Restitution des ateliers - synthèse

vendredi 25 novembre 2005

14h00 - 16h00

Jean-Yves de Longueau

Sous-directeur des affaires européennes et multilatérales

de la Direction des Relations internationales et de la coopération

Alain Bergounioux, IGEN,

Laurent Bazin, direction de l’enseignement scolaire,



Volonté européenne de mettre en place un registre européen des compétences et dans ce cadre, réflexion sur l’idée d’une partie sur le « savoir être citoyen ». Echanges sur ce thème ce matin entre M. de Robien et le ministre allemand de l’éducation présent au salon.


Alain Bergounioux fait la première synthèse du séminaire.

Première remarque : la citoyenneté est une préoccupation commune aux Européens.
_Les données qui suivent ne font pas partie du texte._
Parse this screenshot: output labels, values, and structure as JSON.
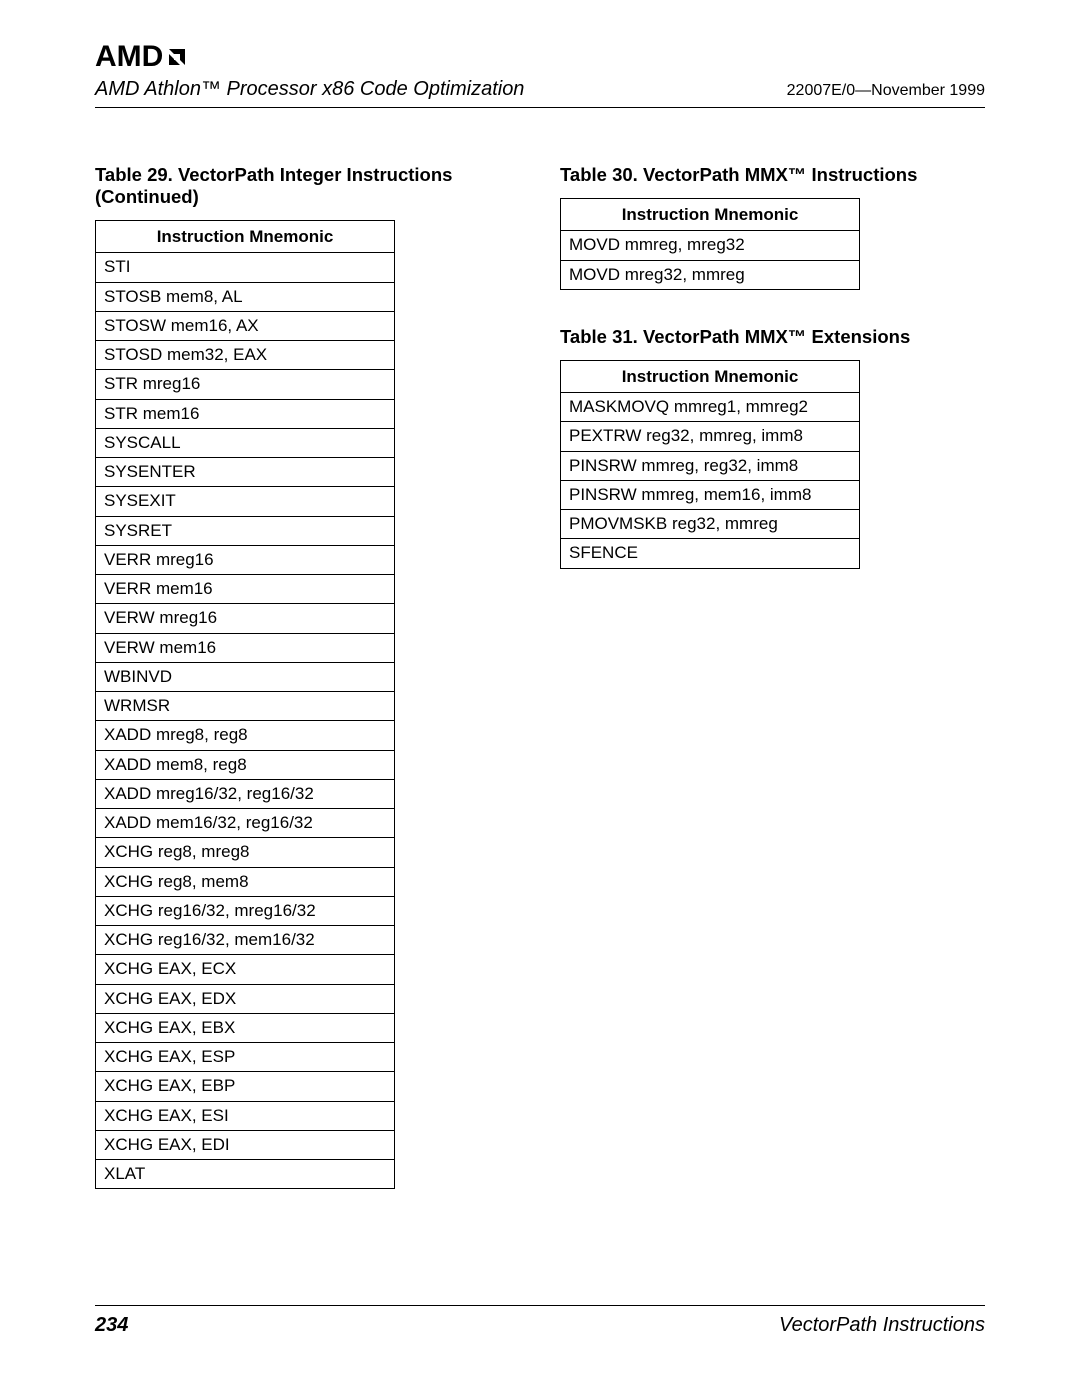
{
  "logo_text": "AMD",
  "header": {
    "title": "AMD Athlon™ Processor x86 Code Optimization",
    "doc_id": "22007E/0—November 1999"
  },
  "left": {
    "caption": "Table 29. VectorPath Integer Instructions (Continued)",
    "header_label": "Instruction Mnemonic",
    "rows": [
      "STI",
      "STOSB mem8, AL",
      "STOSW mem16, AX",
      "STOSD mem32, EAX",
      "STR mreg16",
      "STR mem16",
      "SYSCALL",
      "SYSENTER",
      "SYSEXIT",
      "SYSRET",
      "VERR mreg16",
      "VERR mem16",
      "VERW mreg16",
      "VERW mem16",
      "WBINVD",
      "WRMSR",
      "XADD mreg8, reg8",
      "XADD mem8, reg8",
      "XADD mreg16/32, reg16/32",
      "XADD mem16/32, reg16/32",
      "XCHG reg8, mreg8",
      "XCHG reg8, mem8",
      "XCHG reg16/32, mreg16/32",
      "XCHG reg16/32, mem16/32",
      "XCHG EAX, ECX",
      "XCHG EAX, EDX",
      "XCHG EAX, EBX",
      "XCHG EAX, ESP",
      "XCHG EAX, EBP",
      "XCHG EAX, ESI",
      "XCHG EAX, EDI",
      "XLAT"
    ]
  },
  "right1": {
    "caption": "Table 30. VectorPath MMX™ Instructions",
    "header_label": "Instruction Mnemonic",
    "rows": [
      "MOVD mmreg, mreg32",
      "MOVD mreg32, mmreg"
    ]
  },
  "right2": {
    "caption": "Table 31.  VectorPath MMX™ Extensions",
    "header_label": "Instruction Mnemonic",
    "rows": [
      "MASKMOVQ mmreg1, mmreg2",
      "PEXTRW reg32, mmreg, imm8",
      "PINSRW mmreg, reg32, imm8",
      "PINSRW mmreg, mem16, imm8",
      "PMOVMSKB reg32, mmreg",
      "SFENCE"
    ]
  },
  "footer": {
    "page_number": "234",
    "section": "VectorPath Instructions"
  }
}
Interrogation sur la qualité de notre démocratie qui s’est étendue depuis 1991 mais qui pose question par ailleurs.


La discordance entre les valeurs : individualisme et demande de protection.

Le communautarisme,

Le relâchement des familles,

La distorsion entre qualification et emploi réel, etc.


On entend souvent le « vivre ensemble » puis dans un deuxième temps la préparation aux pratiques sociales et politiques.
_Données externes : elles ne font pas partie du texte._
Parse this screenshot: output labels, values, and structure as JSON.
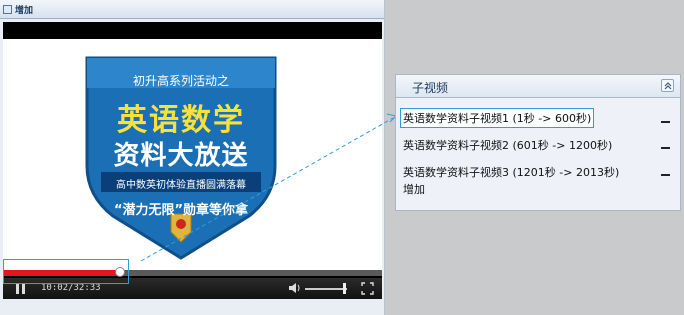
{
  "left_panel": {
    "title": "增加"
  },
  "player": {
    "ad": {
      "line1": "初升高系列活动之",
      "line2": "英语数学",
      "line3": "资料大放送",
      "line4": "高中数英初体验直播圆满落幕",
      "line5": "“潜力无限”勋章等你拿"
    },
    "progress": 0.31,
    "time": "10:02/32:33",
    "volume": 0.9
  },
  "sub_panel": {
    "title": "子视频",
    "items": [
      {
        "label": "英语数学资料子视频1 (1秒  -> 600秒)"
      },
      {
        "label": "英语数学资料子视频2 (601秒  -> 1200秒)"
      },
      {
        "label": "英语数学资料子视频3 (1201秒  -> 2013秒)"
      }
    ],
    "add_label": "增加"
  },
  "colors": {
    "progress": "#e3161c",
    "highlight": "#2ea0d8",
    "shield": "#1b6fb5"
  }
}
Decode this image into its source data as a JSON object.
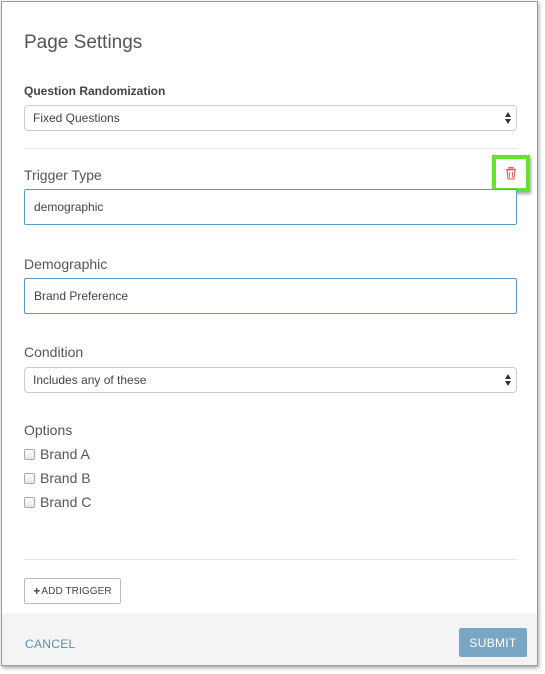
{
  "dialog": {
    "title": "Page Settings"
  },
  "randomization": {
    "label": "Question Randomization",
    "selected": "Fixed Questions"
  },
  "trigger": {
    "type_label": "Trigger Type",
    "type_value": "demographic",
    "delete_icon": "trash-icon",
    "delete_icon_color": "#e05a5a",
    "highlight_color": "#66e22a"
  },
  "demographic": {
    "label": "Demographic",
    "value": "Brand Preference"
  },
  "condition": {
    "label": "Condition",
    "selected": "Includes any of these"
  },
  "options": {
    "label": "Options",
    "items": [
      {
        "label": "Brand A",
        "checked": false
      },
      {
        "label": "Brand B",
        "checked": false
      },
      {
        "label": "Brand C",
        "checked": false
      }
    ]
  },
  "add_trigger": {
    "icon": "plus-icon",
    "label": "ADD TRIGGER"
  },
  "footer": {
    "cancel_label": "CANCEL",
    "submit_label": "SUBMIT",
    "link_color": "#5b8fb3",
    "submit_color": "#79a6c5"
  }
}
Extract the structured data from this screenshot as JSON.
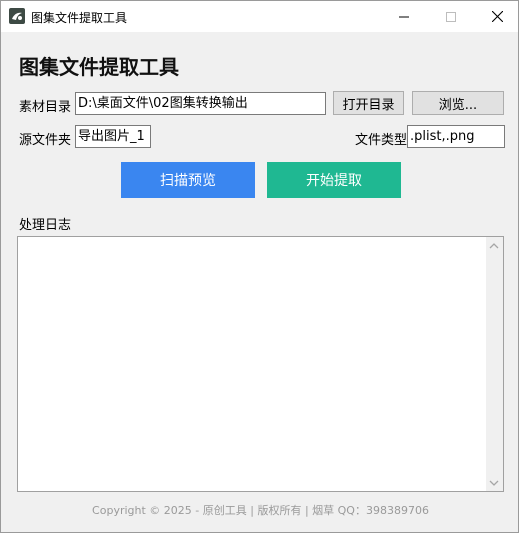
{
  "window": {
    "title": "图集文件提取工具"
  },
  "heading": "图集文件提取工具",
  "material_dir": {
    "label": "素材目录",
    "value": "D:\\桌面文件\\02图集转换输出",
    "open_button": "打开目录",
    "browse_button": "浏览..."
  },
  "source_folder": {
    "label": "源文件夹",
    "value": "导出图片_1"
  },
  "file_type": {
    "label": "文件类型",
    "value": ".plist,.png"
  },
  "actions": {
    "scan": "扫描预览",
    "start": "开始提取"
  },
  "log": {
    "label": "处理日志",
    "content": ""
  },
  "footer": "Copyright © 2025 - 原创工具 | 版权所有 | 烟草 QQ：398389706",
  "colors": {
    "scan": "#3a86f0",
    "start": "#1fb892"
  }
}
Le sentiment de M. Bergounioux est qu’il ne faut pas être pessimiste et que nous connaissons un nouvel âge de notre démocratie. Des signes négatifs mais aussi beaucoup de signes positifs.
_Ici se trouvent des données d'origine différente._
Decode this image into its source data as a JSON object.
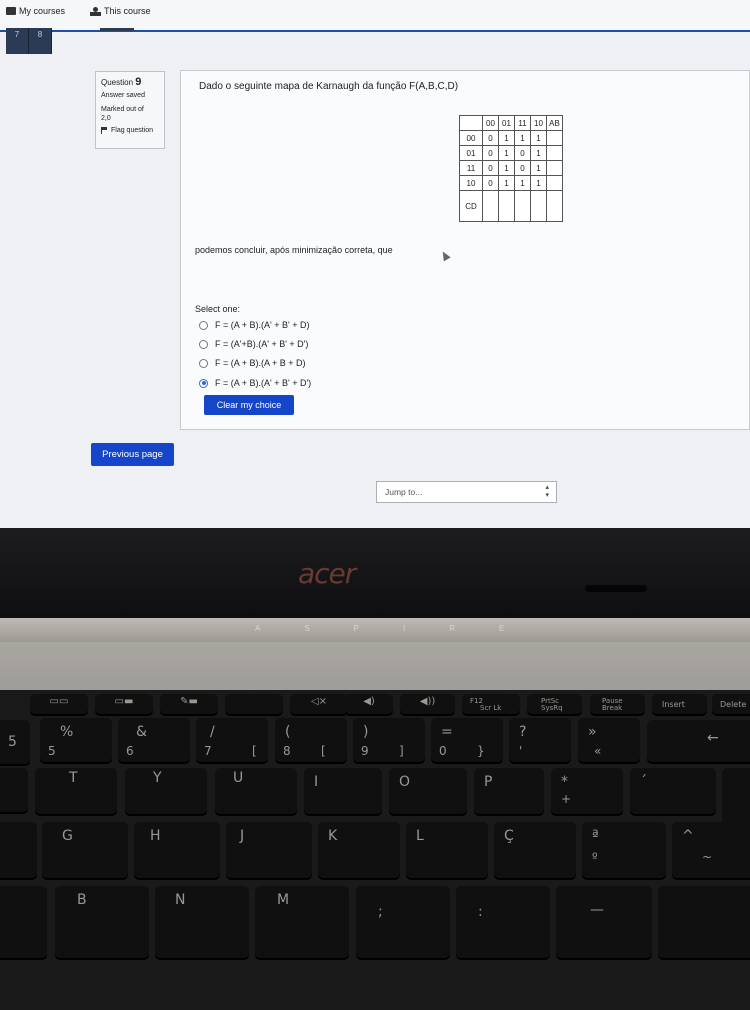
{
  "topbar": {
    "my_courses": "My courses",
    "this_course": "This course"
  },
  "qnav": [
    "7",
    "8"
  ],
  "question_info": {
    "label": "Question",
    "number": "9",
    "status": "Answer saved",
    "marked": "Marked out of",
    "mark_value": "2,0",
    "flag": "Flag question"
  },
  "question": {
    "text": "Dado o seguinte mapa de Karnaugh da função F(A,B,C,D)",
    "kmap": {
      "corner_label": "AB",
      "col_headers": [
        "00",
        "01",
        "11",
        "10"
      ],
      "rows": [
        {
          "label": "00",
          "cells": [
            "0",
            "1",
            "1",
            "1"
          ]
        },
        {
          "label": "01",
          "cells": [
            "0",
            "1",
            "0",
            "1"
          ]
        },
        {
          "label": "11",
          "cells": [
            "0",
            "1",
            "0",
            "1"
          ]
        },
        {
          "label": "10",
          "cells": [
            "0",
            "1",
            "1",
            "1"
          ]
        }
      ],
      "row_axis_label": "CD"
    },
    "conclusion": "podemos concluir, após minimização correta, que",
    "select_one": "Select one:",
    "options": [
      {
        "text": "F = (A + B).(A' + B' + D)",
        "selected": false
      },
      {
        "text": "F = (A'+B).(A' + B' + D')",
        "selected": false
      },
      {
        "text": "F = (A + B).(A + B + D)",
        "selected": false
      },
      {
        "text": "F = (A + B).(A' + B' + D')",
        "selected": true
      }
    ],
    "clear_button": "Clear my choice"
  },
  "navigation": {
    "previous_button": "Previous page",
    "jump_placeholder": "Jump to..."
  },
  "laptop": {
    "brand": "acer",
    "series": "ASPIRE",
    "keys": {
      "f12_top": "F12",
      "f12_bottom": "Scr Lk",
      "prtsc_top": "PrtSc",
      "prtsc_bottom": "SysRq",
      "pause_top": "Pause",
      "pause_bottom": "Break",
      "insert": "Insert",
      "delete": "Delete",
      "k5_top": "%",
      "k5_bottom": "5",
      "k6_top": "&",
      "k6_bottom": "6",
      "k7_top": "/",
      "k7_bottom": "7",
      "k7_alt": "[",
      "k8_top": "(",
      "k8_bottom": "8",
      "k8_alt": "[",
      "k9_top": ")",
      "k9_bottom": "9",
      "k9_alt": "]",
      "k0_top": "=",
      "k0_bottom": "0",
      "k0_alt": "}",
      "quote_top": "?",
      "quote_bottom": "'",
      "guil_top": "»",
      "guil_bottom": "«",
      "backspace": "←",
      "t": "T",
      "y": "Y",
      "u": "U",
      "i": "I",
      "o": "O",
      "p": "P",
      "plus_top": "*",
      "plus_bottom": "+",
      "acute": "´",
      "g": "G",
      "h": "H",
      "j": "J",
      "k": "K",
      "l": "L",
      "cedilla": "Ç",
      "ord_top": "ª",
      "ord_bottom": "º",
      "tilde_top": "^",
      "tilde_bottom": "~",
      "b": "B",
      "n": "N",
      "m": "M"
    }
  }
}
L’école doit s’adapter aux nouveaux enjeux de société.

On n’est plus forcément dans la grande idée républicaine : La République a fait l’école, l’école fera la République, chère à la Troisième.

Deux problèmes ont ordonné ce séminaire :

Mais la démocratie n’est pas un fait, c’est un effort.


Quel est le fil de la cohérence ?






Avant de faire des propositions, sur quels principes peut-on juger de la réalité ?


Il faut d’abord avoir une vision éducative d’ensemble qui prenne en compte les autres systèmes européens voire mondiaux.

Il faut avoir une démarche éducative qui dépasse l’école, en évacuant « une bonne fois pour toutes » les faux débats sur savoirs, pratiques, comportements : tout est important.

Il faut lier les politiques d’Education civique aux autres politiques.

Il faut donner une place plus importante à la parole des élèves.

Il faut réaliser un partenariat avec les associations.

Il faut revoir la formation des enseignants.

Il faut développer la recherche.


Les propositions :


Intervention de Laurent Bazin dans une deuxième restitution :


Atelier 1

Trois thèmes structurants :


Exploitation à optimiser et à mettre en cohérence, notamment par des actions transversales.


Atelier 2 sur les media :

L’élève arrive dans le système scolaire avec de nombreux pré-acquis médiatiques (2 heures 42 devant la télé en moyenne par jour).

Des pistes :


Atelier 3 sur les ressources :

Foisonnement extrême qui mène à la dispersion.

Ça n’est pas forcément un gage de fiabilité ou de sécurité,

Mieux adapter les ressources par niveau,

Mutualiser les initiatives,

Développer des réseaux,

Inclure la recherche documentaire dans la formation.

Les élèves doivent aussi construire leurs propres ressources.


Atelier 4 sur la formation :

Interrogation sur cette notion de formation.

En matière d’application des formations dans la réalité de la classe est difficile.

La formation va intégrer un volet sur son appartenance au corps des fonctionnaires.

L’enseignant n’est pas là pour présenter la citoyenneté mais il est là pour représenter la citoyenneté.


Atelier 5 sur l’école et son environnement :

L’interaction entre l’école et son environnement est plutôt un postulat qu’un acquis.

Le partenariat ne peut être efficace que s’il s’appuie sur un projet concret

Le territoire doit être celui vécu par les jeunes,

L’impact éducatif sur son environnement

La mise en œuvre de tout projet doit faire l’objet d’une concertation en amont

L’évaluation de ces projets doit être approfondie et pérennisée

Tout ceci ne pourra fonctionner que si l’établissement se voit réaffirmé comme un espace central de citoyenneté dans son territoire.


Atelier 6 sur la citoyenneté européenne :

Difficile de faire une synthèse vu les différences de situation.

Quelques constats :

Tous les pays ayant inscrit l’EC dans leur curriculum estiment que cela n’est pas suffisant,


La tâche du monde éducatif est de valoriser les actions de terrain mais aussi de démultiplier et diffuser au plus grand nombre.

Priorité absolue sur les formations des personnels d’enseignement et d’encadrement.

Il faudrait réconcilier les réseaux d’éducation formels et les réseaux informels.


Conclusion :

La République française est une construction partant du postulat que tout individu est un citoyen pour peu qu’on le forme. Il n’est donc pas de République sans formation à la République. Il n’y a pas de citoyenneté sans éducation à la citoyenneté.

La citoyenneté n’est pas une donnée, plutôt un effort de construction.